By BRUCE DENNILL
Master Harold… And The Boys / Directed by Warona Seane / Theatre On The Square, Sandton, Johannesburg
Athol Fugard’s 1982 play, set in 1950, still lands rather too close to the bone in 2025. It’s a simple, clever concept – one white teenaged boy and a couple of middle-aged black men who work for the kid’s mother, brought together by circumstance and isolated by bad weather, have time to process their relationships to each other, family members, partners and a social system massively prejudiced in favour of only one group.
That’s the superficial structure, but Fugard layers every aspect of his creations, giving the young white man, Harold or Hally (Daniel Anderson) his own experience and understanding of suppression and unfair prejudice – at the hands of an abusive, unseen father – and showing that the relatively downtrodden Willie (Lebohang Motaung) is by no means innocent of behaving in unfair, violent ways and that the piece’s moral backbone, Sam (Sello Maake Kancube), though he is willing to go further than anyone else to do the right, complex thing, is still vulnerable to vacillations.
In a dialogue-dense play, all of this allows for missives and meanderings aplenty, and, with all the action happening in one room – the Port Elizabeth tea-room belonging to Harold’s mother – Fugard keeps the emotional energy fizzing and the dynamics gripping, swinging from moments of brutal cruelty (that Harold’s racism is partly down to the apartheid system under which he is being raised is no excuse), to patient mentoring (Sam taking the role of counsellor for both Harold and Willie) and sweet whimsy (Willie’s enduring focus on his dance moves ahead of an upcoming competition, part of a subtle performance by Motaung that gives the least prominent character in the play considerable extra heft). The story communicates the complexity of all people, in all situations, without forcing its audiences down judgment-tainted paths. Leaving the theatre, you won’t like or dislike anyone completely, and that outcome – like the realisation that society in general hasn’t changed as much as anyone would have hoped since 1950 – is realistic and relatable.
Wilhelm Disbergen’s set is wonderful, richly evoking the time and place in which the story is set, and technologically impressive in terms of the endless rain falling outside the tea room’s windows for nearly the entire duration of the show.
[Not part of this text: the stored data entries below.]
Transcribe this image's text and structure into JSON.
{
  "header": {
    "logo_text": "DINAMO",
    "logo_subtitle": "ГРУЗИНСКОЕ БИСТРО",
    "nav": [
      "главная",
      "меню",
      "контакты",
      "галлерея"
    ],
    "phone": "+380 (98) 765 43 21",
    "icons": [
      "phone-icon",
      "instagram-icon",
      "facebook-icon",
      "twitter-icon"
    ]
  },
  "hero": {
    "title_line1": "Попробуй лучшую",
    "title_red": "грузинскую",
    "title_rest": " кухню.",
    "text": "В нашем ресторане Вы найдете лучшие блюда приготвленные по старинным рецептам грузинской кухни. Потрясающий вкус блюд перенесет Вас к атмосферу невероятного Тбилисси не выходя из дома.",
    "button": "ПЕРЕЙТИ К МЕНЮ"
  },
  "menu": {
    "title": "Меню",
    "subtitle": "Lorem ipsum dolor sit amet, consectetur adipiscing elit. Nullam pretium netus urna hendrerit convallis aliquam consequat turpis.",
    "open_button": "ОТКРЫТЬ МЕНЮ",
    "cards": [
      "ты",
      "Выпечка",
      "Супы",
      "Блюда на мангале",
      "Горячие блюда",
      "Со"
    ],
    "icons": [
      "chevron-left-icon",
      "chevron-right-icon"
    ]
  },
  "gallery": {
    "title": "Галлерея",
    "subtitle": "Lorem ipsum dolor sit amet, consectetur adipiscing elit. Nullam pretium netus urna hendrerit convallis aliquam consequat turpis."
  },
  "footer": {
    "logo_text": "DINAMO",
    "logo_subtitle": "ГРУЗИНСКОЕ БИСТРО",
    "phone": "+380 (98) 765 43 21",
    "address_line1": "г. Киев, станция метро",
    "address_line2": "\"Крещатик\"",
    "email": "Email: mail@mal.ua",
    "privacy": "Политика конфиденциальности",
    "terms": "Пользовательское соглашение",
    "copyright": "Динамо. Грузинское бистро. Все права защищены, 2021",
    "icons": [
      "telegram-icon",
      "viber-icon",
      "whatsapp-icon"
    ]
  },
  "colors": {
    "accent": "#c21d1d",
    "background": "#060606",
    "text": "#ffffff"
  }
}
The cast don’t always quite connect – there are one or two stumbles over words and some segues between physical ways of expressing emotional arcs that are a touch awkward – leaving a feeling, sometimes, that the storytelling maxim “show, don’t tell” is slightly unbalanced in favour of the latter. Still, the overriding effect of the play is the beginning of – or deep diving into – conversations about the topics Fugard wove into his script. This is a level of trauma processing that still needs to happen for every person who sees this production, and Master Harold… And The Boys does a fine job of guiding its audience into that important headspace.